Para van Dijck, a tolerância das pessoas com tal
prática se daria devido à difusão da datificação como novo paradigma científico
e social[ii].
Entretanto, van Dijck visa desconstruir as bases ideológicas dessa prática que
vem se difundindo na academia e entre os adeptos da tecnologia como
oportunidade de investigar o comportamento humano. Incomoda van Dijck a crença
na quantificação objetiva que, apesar de exemplos convincentes do Big Data,
também envolve a confiança nos agentes institucionais que manipulam tais
(meta)dados.
Essas noções de crença e confiança são
particularmente problemáticas para van Dijck pois os documentos de Snowden já mostravam
que as pessoas têm fé nas regras que os agentes se guiam para executar a
vigilância dos dados, quando na verdade a NSA costuma desobedecer a decisões judiciais
e testar limites legais sobre a invasão de privacidade. Tudo isso mostra uma
confusão nas premissas ideológicas do dataísmo[iii]
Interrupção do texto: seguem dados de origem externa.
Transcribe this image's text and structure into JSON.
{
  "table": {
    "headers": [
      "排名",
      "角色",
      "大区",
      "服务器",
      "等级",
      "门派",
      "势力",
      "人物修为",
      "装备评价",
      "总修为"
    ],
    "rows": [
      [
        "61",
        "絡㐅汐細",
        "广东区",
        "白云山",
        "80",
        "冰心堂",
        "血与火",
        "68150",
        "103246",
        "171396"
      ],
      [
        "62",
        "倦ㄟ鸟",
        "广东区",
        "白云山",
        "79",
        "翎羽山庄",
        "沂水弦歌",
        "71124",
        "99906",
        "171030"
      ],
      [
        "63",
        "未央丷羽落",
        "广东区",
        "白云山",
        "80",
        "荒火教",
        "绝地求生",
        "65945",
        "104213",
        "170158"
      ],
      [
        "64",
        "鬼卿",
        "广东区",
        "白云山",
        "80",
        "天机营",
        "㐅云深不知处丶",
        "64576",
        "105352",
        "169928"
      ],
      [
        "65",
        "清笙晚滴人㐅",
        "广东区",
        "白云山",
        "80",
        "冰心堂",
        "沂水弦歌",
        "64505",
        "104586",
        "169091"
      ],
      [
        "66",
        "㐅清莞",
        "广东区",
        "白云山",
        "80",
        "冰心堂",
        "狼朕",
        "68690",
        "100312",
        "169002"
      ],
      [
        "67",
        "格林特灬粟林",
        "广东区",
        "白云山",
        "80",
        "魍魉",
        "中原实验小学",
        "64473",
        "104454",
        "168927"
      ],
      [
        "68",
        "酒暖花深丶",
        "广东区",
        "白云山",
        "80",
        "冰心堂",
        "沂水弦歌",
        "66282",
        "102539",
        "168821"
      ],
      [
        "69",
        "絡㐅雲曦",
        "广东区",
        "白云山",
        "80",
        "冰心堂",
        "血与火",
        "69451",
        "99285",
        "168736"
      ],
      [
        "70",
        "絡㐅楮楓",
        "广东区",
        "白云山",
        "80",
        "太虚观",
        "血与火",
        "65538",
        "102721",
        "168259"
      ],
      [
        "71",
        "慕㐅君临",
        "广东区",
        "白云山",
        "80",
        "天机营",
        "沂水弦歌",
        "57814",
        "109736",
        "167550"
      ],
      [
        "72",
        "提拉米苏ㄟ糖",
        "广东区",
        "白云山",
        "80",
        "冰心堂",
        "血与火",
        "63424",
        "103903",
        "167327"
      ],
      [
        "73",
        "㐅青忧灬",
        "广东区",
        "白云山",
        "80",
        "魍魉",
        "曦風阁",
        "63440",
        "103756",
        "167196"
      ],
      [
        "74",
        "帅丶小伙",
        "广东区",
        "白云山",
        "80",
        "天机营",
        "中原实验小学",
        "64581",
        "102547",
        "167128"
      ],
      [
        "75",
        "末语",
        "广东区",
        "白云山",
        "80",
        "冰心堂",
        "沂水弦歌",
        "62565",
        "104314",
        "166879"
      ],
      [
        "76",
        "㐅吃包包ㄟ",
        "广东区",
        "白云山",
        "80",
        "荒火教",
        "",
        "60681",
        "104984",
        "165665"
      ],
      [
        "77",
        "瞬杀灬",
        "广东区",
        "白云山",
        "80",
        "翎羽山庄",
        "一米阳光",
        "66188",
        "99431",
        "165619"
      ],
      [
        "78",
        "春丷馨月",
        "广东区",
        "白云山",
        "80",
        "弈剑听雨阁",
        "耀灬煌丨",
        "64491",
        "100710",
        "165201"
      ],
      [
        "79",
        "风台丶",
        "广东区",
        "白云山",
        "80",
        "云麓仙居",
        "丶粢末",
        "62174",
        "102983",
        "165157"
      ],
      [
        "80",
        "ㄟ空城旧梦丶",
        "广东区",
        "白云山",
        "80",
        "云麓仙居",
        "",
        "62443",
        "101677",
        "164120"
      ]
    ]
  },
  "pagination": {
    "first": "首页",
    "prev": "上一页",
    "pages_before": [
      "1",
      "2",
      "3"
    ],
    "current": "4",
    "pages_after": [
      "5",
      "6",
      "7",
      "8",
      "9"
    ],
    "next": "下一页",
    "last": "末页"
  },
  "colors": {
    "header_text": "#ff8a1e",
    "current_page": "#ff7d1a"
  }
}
colocando a credibilidade do ecossistema em xeque e a pergunta que van Dijck
faz sobre qual atitude crítica tomar perante esse cenário.
Datificação e “mineração da vida” como um novo
paradigma científico. Foi o advento da Web 2.0 e redes sociais como Facebook,
Twitter, LinkedIn e Youtube, que fizeram da datificação um paradigma, na medida
que permite codificação de comportamentos sociais que, quantificados em
metadados, se tornam recursos valiosos. Ressalta van Dijck que o Big Data surge
como “santo graal do conhecimento comportamental”, como se pode notar quando o
Twitter, se passando por plataforma neutra, traz a espontaneidade dos “trends”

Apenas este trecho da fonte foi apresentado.